Note: Applicants under this class must either be referred by the Office of the United Nations High Commissioner for Refugees (UNHCR), by another referral organization or by a private sponsor.
How to determine eligibility for the Convention refugee abroad class
The officer should follow the steps outlined to determine if the applicant meets the eligibility criteria for this class.
- Step 1
The applicant must satisfy each eligibility criteria of this class to be eligible for their application to be processed under it.
Note: Refer to the definition of “Convention refugee” and the above-mentioned eligibility requirements.
The definition of “Convention refugee” is forward-looking. It follows, therefore, that the fear of persecution is to be assessed at the time of the examination of the refugee application.
- Step 2
The officer must decide if the applicant has a “well-founded fear of persecution” after assessing the reasons provided by the applicant. A decision is made on whether an applicant:
- was persecuted; or
- has a well-founded fear of persecution.
The applicant must establish that the fear is reasonable. In other words, they must establish that their fear of persecution has a valid basis. Refugees may have more than one ground of persecution and it is the duty of the officer, not the applicant, to identify the reasons for the persecution.

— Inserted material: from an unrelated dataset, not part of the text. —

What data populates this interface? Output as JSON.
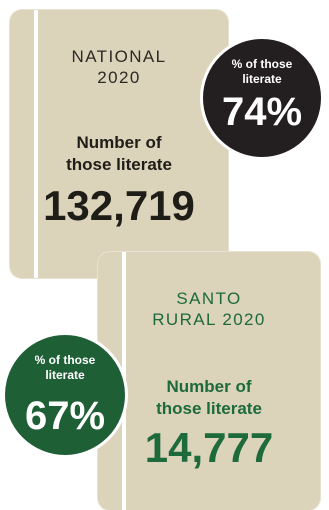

Note: Actual persecution need not have taken place. The officer must determine that there is a serious possibility or reasonable chance that the applicant has a well-founded fear of persecution.
This information of persecution may or may not be documented. The officer will need to take into account:
- the applicant’s credibility;
- their own knowledge of country conditions in the applicant’s country of origin and country of asylum, and available resource material;
- a decision by the UNHCR or a signatory country with regard to the applicant’s refugee status, if applicable;
Note: Although officers are not obliged to follow the designation of an applicant as a refugee by either UNHCR or the host country, officers must give regard to this designation. If the officer, after review, still decides that the applicant is not eligible, the officer should explain in case notes why they do not concur with the decision of UNHCR or the host country.
- the reason the applicant is outside their country of nationality or former habitual residence; and
- whether the applicant’s departure from their home country poses a risk and if departure in and of itself may be illegal.
“Unable” or “unwilling”:
“Unable” refers to persons who cannot avail themselves to protection from their own governments. “Unwilling” refers to persons who refuse the protection of the country of their nationality. If the country of origin is unwilling or unable to provide protection from persecution (whether the inability is despite the best efforts of a weak state or on account of a total failure of the state), then the victim will fear persecution in case of return and, therefore, has good reason to be unwilling to avail themself of the protection of that country.
- Step 3
Review other sources, namely:
- the provisions of international agreements and covenants to which Canada is signatory, such as the Convention against Torture and the Convention on the Rights of the Child; and
- the UNHCR’s Handbook on Procedures and Criteria for Determining Refugee Status and the UNHCR Resettlement Handbook.
- Step 4
If the principal applicant does not qualify as a member of the Convention refugee abroad class, the officer must assess the eligibility and admissibility of the spouse or common-law partner and of any family members. Where any one family member qualifies, that status applies to all other family members. If the applicant and family members are not eligible under the Convention refugee abroad class, the officer must still assess all of them under the country of asylum class. It is important to note, however, that applicants under the country of asylum class must be self-sufficient or have a private sponsor in order to be eligible for resettlement to Canada under R139(1)(f). If no one in the family qualifies for either class, the officer must refuse the application.